The Court of Appeal has handed down a judgment which should warn those engaged in legal disputes that the ‘loser pays costs’ rule in litigation is not a hard and fast one and that if the winner unreasonably refuses to mediate, they may end up carrying their own costs.



The case involved a dispute between a landlord and tenant over what proportion the tenant should pay of the dilapidations costs claimed by the landlord under the lease after the tenant had vacated the premises.



The tenant had refused to mediate the claim. In the judge’s words, the ‘serious and carefully formulated written invitation by the claimant’s solicitors to participate in mediation was met with complete silence by the defendant’.

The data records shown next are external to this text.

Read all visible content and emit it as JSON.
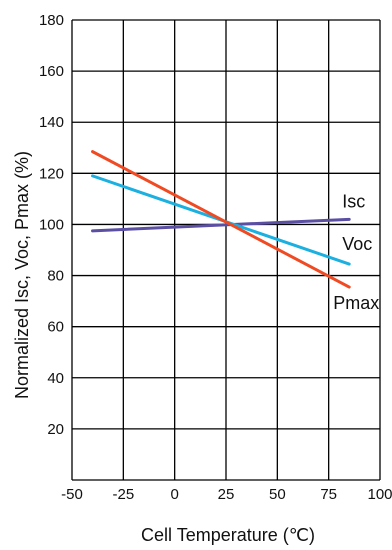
{
  "chart_data": {
    "type": "line",
    "title": "",
    "xlabel": "Cell Temperature (℃)",
    "ylabel": "Normalized Isc, Voc, Pmax (%)",
    "xlim": [
      -50,
      100
    ],
    "ylim": [
      0,
      180
    ],
    "x_ticks": [
      -50,
      -25,
      0,
      25,
      50,
      75,
      100
    ],
    "y_ticks": [
      20,
      40,
      60,
      80,
      100,
      120,
      140,
      160,
      180
    ],
    "grid": true,
    "series": [
      {
        "name": "Isc",
        "color": "#5a4fa3",
        "x": [
          -40,
          85
        ],
        "y": [
          97.5,
          102
        ]
      },
      {
        "name": "Voc",
        "color": "#1cb0e0",
        "x": [
          -40,
          85
        ],
        "y": [
          119,
          84.5
        ]
      },
      {
        "name": "Pmax",
        "color": "#f04a23",
        "x": [
          -40,
          85
        ],
        "y": [
          128.5,
          75.5
        ]
      }
    ]
  }
}
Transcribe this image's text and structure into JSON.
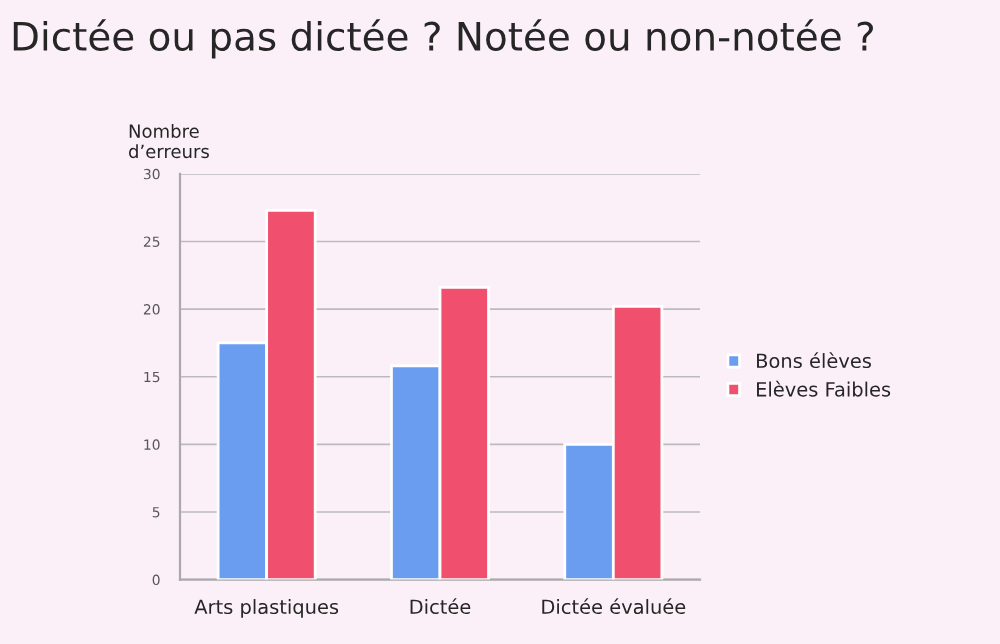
{
  "chart_data": {
    "type": "bar",
    "title": "Dictée ou pas dictée ? Notée ou non-notée ?",
    "ylabel": "Nombre\nd’erreurs",
    "categories": [
      "Arts plastiques",
      "Dictée",
      "Dictée évaluée"
    ],
    "series": [
      {
        "name": "Bons élèves",
        "color": "#6a9cf0",
        "values": [
          17.5,
          15.8,
          10.0
        ]
      },
      {
        "name": "Elèves Faibles",
        "color": "#f0506e",
        "values": [
          27.3,
          21.6,
          20.2
        ]
      }
    ],
    "ylim": [
      0,
      30
    ],
    "yticks": [
      0,
      5,
      10,
      15,
      20,
      25,
      30
    ],
    "grid": "y",
    "legend": "right"
  }
}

The dispute dragged on and on, with offers passing back and forth at intervals, and was eventually settled on the day the court hearing was due to take place, when the landlord accepted an earlier offer made by the tenant in order to save the costs of the trial. During the period between the tenant making the offer and the date of settlement, each side in the dispute had run up legal costs of approximately £250,000.



The question of who carries what legal costs in circumstances such as these can get convoluted. In principle, the tenant’s costs in the latter stages of the dispute should have been met by the landlord. However, the judge refused to order this, holding the tenant’s refusal to engage in the mediation process to be unreasonable. The tenant appealed to the Court of Appeal, but without success.